On 10/2/06, Dan Track <dan.track@xxxxxxxxx> wrote:
Hi I've got this little script and to run the commands I copy the commands into my paste buffer by selecting the lines. The script was opened in vi. The script contains some parts that require manual intervention so for example I would have: cd /opt mkdir java scp -rp server:/opt/java/java* java/ cd java ls If I paste the above to a shell it will run all the way up until the "scp" command. After completing the scp command the shell returms me to a prompt. The rest of the script isn't run. Can someone please explain why this is happening? Thanks in advance Dan -- fedora-list mailing list fedora-list@xxxxxxxxxx To unsubscribe: https://www.redhat.com/mailman/listinfo/fedora-list
I just tried the following and it works here: cd scripts;mkdir temp;scp -rp localhost:/home/myusername/images/* temp; cd temp;ls It properly did a cd to the scripts folder that was within the pwd at the time the script ran.

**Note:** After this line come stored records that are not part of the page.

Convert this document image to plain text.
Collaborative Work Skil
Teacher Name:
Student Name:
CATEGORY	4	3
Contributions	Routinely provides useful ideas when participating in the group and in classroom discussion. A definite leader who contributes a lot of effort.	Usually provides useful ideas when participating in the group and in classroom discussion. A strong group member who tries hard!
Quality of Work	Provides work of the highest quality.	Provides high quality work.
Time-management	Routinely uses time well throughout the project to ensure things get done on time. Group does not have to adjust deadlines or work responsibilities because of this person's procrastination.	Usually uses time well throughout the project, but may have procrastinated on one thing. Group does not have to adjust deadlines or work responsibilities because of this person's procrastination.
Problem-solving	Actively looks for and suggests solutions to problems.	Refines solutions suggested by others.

It then did the scp no problem, then the cd to the temp folder, and finally the ls. I am assuming that is what you mean by running the commands from the shell, with a semi-colon between each command. Is there any manual intervention required in that part of the script, or are the options coded in that part of the script? Also any reason why you'd do a cd to the folder, create a sub-folder, then copy, then cd to the sub-folder, then list it - instead of mkdir /opt/java (no need to cd to it first) followed by scp -rp server:/opt/java/java* /opt/java/ and finally followed by ls /opt/java? Not a big deal either way. Just cuts out the change directory commands. If you need to refer to relative paths, use the . and the .. within your scp or your ls command rather than doing a cd. For debugging you could try the -v option with the scp and see if that provides you with anything helpful. Or for greater debugging you could prefix the scp with the strace command. Sorry I'm not more help than that. I'd be curious to find out the reason should you figure it out. Thanks, Jacques B.